Da domani a domenica il pianista Roberto Cominati eseguirà il Concerto in sol magg. per pf. e orchestra di Ravel diretto da Tito Ceccherini

Roberto Cominati ritorna in Auditorium,  per la seconda volta nella stagione 2010/2011 e, dopo aver emozionato il pubblico con il Concerto n. 3 di Rachmaninov, lo scorso settembre, questa volta si presenta con un compositore molto amato, Maurice Ravel, del quale eseguirà il Concerto in sol maggiore per pianoforte e orchestra.

In un’intervista rilasciatami pochi mesi fa, Roberto Cominati aveva dichiarato di non avere compositori preferiti e motivava così, la netta prevalenza di musica francese e spagnola riscontrabile nel suo repertorio:

«Come spesso accade nella vita, non è detto che le cose che sai fare o che fai siano quelle che preferisci. Questo fa parte anche un po’ di tutta la mia vita, da un certo punto di vista. Amo sicuramente molto Debussy e Ravel, ma privilegiare questo repertorio non è stata solamente una scelta di “piacere”. Ha influito anche il fatto di capire che un certo tipo di musica mi “stava bene addosso”, che mi ci ritrovavo e che anche chi ascoltava diceva lo stesso».

E, indubbiamente, Ravel, del quale Cominati ha inciso l’integrale pianistica per Amadeus (che dovrebbe uscire entro l’anno), gli “sta davvero bene addosso”.

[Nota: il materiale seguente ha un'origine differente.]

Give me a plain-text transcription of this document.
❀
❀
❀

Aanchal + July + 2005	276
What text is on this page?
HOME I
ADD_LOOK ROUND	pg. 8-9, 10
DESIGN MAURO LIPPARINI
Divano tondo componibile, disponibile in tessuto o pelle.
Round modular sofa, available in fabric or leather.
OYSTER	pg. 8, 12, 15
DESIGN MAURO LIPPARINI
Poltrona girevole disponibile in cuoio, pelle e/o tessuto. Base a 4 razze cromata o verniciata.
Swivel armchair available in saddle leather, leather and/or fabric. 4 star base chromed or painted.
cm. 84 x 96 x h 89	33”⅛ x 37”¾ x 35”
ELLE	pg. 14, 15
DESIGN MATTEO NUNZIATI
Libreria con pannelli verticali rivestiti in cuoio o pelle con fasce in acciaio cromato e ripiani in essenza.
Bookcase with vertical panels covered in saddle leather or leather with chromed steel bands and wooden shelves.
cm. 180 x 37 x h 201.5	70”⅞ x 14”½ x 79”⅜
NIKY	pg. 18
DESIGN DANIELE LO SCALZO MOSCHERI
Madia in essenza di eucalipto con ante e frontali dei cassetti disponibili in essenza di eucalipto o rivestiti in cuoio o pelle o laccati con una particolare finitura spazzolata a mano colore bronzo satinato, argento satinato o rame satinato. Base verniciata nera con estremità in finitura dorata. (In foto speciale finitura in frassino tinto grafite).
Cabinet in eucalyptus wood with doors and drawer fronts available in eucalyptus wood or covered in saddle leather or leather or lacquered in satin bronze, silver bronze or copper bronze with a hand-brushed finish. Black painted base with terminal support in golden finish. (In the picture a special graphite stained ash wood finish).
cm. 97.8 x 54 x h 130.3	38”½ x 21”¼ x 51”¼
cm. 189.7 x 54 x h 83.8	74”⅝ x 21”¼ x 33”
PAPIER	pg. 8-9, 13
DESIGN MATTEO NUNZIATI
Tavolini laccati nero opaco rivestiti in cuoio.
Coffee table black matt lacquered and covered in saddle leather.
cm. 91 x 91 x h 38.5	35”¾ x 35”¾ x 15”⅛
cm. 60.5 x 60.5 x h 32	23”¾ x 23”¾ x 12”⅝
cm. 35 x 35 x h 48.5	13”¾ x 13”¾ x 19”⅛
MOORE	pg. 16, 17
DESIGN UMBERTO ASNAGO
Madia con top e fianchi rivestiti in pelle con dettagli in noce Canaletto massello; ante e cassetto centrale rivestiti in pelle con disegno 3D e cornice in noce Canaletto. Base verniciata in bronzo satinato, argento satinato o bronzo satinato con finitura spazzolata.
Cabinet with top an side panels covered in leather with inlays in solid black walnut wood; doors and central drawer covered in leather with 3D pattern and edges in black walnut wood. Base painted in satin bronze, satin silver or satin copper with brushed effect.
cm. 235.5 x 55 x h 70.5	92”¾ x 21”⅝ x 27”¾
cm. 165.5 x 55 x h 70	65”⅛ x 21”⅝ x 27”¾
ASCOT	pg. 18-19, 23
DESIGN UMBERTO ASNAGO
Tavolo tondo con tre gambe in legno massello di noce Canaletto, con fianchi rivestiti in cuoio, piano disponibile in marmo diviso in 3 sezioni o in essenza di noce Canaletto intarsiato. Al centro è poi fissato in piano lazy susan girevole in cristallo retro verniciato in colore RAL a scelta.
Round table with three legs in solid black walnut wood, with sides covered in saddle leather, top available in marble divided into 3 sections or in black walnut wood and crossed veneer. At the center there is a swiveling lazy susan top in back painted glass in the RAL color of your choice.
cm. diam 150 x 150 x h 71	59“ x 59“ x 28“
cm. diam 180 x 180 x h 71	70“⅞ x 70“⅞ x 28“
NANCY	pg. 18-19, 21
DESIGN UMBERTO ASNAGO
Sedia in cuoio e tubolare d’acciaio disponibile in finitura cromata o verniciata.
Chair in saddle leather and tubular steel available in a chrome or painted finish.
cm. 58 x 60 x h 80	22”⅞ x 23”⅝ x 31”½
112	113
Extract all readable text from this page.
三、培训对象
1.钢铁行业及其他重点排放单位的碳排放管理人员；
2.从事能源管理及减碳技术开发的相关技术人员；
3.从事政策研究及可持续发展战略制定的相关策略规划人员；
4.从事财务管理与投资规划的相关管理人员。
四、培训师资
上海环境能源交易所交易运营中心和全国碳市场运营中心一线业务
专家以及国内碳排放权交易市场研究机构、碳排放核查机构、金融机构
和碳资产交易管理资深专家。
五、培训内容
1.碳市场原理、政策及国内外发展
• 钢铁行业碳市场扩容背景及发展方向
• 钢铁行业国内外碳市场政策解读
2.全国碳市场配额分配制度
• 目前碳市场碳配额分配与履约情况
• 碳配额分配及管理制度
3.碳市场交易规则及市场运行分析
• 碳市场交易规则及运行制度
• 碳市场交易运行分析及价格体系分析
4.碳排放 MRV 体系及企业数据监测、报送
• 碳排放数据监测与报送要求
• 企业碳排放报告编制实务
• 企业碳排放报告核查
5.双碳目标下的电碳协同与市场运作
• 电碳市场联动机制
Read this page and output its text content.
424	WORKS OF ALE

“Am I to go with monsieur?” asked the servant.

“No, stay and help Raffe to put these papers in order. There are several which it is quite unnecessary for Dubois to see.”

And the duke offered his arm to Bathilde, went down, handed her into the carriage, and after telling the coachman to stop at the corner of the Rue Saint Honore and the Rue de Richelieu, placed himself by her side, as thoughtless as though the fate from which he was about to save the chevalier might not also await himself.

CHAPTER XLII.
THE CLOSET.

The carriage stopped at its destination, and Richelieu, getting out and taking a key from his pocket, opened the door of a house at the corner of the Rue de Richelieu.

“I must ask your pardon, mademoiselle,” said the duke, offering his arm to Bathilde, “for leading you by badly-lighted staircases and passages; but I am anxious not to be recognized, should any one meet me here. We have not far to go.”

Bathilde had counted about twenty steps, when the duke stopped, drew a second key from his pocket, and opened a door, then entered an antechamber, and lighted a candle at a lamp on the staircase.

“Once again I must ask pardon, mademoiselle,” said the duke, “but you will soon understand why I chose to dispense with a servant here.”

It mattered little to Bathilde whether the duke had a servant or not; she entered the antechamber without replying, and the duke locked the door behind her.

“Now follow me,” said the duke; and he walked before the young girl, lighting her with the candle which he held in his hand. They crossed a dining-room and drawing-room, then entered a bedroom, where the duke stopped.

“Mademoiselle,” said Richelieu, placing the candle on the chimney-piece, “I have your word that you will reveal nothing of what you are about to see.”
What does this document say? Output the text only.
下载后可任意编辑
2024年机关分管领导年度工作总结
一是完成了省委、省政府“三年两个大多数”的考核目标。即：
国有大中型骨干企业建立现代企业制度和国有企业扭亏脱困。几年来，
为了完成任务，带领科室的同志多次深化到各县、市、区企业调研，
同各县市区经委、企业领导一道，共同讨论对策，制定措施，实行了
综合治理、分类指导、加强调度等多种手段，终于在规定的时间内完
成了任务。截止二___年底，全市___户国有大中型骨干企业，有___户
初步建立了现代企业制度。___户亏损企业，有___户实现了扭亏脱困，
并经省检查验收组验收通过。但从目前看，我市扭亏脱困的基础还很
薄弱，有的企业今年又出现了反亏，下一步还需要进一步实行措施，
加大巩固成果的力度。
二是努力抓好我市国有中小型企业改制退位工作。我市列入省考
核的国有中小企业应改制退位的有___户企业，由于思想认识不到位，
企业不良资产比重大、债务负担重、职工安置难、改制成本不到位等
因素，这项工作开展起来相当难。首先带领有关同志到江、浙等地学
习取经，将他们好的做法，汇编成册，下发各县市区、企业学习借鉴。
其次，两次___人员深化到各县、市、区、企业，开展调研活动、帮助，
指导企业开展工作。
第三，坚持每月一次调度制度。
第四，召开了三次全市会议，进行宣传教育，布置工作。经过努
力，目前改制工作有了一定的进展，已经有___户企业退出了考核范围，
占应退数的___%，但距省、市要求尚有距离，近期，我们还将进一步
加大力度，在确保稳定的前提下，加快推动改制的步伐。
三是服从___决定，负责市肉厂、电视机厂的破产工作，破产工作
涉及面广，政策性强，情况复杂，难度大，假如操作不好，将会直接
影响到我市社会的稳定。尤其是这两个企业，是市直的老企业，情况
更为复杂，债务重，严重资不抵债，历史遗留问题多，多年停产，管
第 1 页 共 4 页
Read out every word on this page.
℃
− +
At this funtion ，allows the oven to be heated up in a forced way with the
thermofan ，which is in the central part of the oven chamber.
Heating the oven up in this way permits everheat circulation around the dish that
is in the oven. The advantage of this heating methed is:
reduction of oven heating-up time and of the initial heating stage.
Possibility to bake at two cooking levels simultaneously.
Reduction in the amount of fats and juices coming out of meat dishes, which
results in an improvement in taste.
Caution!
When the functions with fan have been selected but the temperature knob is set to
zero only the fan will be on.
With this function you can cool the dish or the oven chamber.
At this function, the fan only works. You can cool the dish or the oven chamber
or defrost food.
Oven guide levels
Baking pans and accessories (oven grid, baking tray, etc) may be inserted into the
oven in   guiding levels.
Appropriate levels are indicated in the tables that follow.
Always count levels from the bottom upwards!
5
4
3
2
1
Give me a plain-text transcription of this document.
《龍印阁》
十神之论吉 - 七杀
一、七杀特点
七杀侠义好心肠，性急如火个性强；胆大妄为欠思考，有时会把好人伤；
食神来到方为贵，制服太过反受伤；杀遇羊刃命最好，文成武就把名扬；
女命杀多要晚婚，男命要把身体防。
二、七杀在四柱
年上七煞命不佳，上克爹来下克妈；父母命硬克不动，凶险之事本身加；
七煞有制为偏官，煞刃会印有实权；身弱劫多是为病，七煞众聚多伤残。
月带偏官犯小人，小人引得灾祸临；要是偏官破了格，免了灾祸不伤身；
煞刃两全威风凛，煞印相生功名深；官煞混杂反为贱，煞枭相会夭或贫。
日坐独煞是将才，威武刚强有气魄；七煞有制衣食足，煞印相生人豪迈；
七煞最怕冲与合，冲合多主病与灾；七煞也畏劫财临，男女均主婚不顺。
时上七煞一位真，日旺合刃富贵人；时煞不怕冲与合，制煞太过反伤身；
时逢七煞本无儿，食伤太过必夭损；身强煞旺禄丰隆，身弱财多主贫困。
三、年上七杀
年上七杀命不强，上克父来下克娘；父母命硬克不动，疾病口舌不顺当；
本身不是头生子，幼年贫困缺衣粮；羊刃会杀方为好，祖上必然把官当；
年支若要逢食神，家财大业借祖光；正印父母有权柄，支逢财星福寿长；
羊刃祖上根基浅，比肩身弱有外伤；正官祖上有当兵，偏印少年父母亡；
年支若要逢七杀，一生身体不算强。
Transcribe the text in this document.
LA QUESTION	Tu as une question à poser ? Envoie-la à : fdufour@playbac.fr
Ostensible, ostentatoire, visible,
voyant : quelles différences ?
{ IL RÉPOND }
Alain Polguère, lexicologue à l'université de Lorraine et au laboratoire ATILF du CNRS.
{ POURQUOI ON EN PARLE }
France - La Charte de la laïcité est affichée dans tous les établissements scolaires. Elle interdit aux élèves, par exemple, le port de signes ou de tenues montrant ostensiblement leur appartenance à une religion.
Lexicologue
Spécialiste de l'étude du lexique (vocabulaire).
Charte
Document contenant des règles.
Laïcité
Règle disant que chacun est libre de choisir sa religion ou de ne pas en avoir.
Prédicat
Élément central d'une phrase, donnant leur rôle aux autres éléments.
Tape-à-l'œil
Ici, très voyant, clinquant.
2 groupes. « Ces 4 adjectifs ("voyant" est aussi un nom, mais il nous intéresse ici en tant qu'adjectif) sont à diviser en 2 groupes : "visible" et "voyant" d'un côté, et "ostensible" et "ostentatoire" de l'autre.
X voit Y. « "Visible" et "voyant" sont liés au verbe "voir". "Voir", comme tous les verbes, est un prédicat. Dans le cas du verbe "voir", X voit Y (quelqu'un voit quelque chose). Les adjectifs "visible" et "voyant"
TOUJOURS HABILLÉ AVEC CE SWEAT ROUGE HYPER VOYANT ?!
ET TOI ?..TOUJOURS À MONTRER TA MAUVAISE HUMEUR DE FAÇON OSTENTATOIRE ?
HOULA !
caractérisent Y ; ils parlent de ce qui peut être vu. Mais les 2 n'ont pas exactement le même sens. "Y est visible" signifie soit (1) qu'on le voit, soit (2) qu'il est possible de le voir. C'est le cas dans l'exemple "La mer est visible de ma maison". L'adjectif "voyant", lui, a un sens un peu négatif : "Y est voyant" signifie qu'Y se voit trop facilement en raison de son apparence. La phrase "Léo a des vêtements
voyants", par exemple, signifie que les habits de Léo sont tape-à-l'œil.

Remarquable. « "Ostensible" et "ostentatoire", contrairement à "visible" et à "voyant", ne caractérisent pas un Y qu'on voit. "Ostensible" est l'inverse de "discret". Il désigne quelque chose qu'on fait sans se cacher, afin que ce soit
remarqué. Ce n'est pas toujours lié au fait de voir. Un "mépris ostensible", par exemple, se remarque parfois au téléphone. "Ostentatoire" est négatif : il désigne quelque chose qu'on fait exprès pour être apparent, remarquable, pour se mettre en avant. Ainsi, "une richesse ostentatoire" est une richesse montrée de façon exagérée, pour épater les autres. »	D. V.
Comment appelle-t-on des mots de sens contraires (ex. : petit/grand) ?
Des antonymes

Eseguito per la prima volta da Margherite Long, diretta dallo stesso Ravel, il Concerto in sol magg. è un brano molto conosciuto e apprezzato dal pubblico. Dopo un secco colpo di frusta, l’Allegramente presenta un tema dal carattere vivace e danzante, proposto prima dall’ottavino, poi dalla tromba e, infine, dall’intera orchestra. Denso di motivi tipici del folklore spagnolo, il movimento è caratterizzato da un dialogo continuo e serrato tra il solista e gli strumenti dell’orchestra. Dopo un incantevole Adagio assai, con una semplice e dolce melodia affidata quasi esclusivamente al pianoforte, quest’ultimo assume un carattere percussivo e ritmato, quasi jazzistico, nel Presto, tempo conclusivo.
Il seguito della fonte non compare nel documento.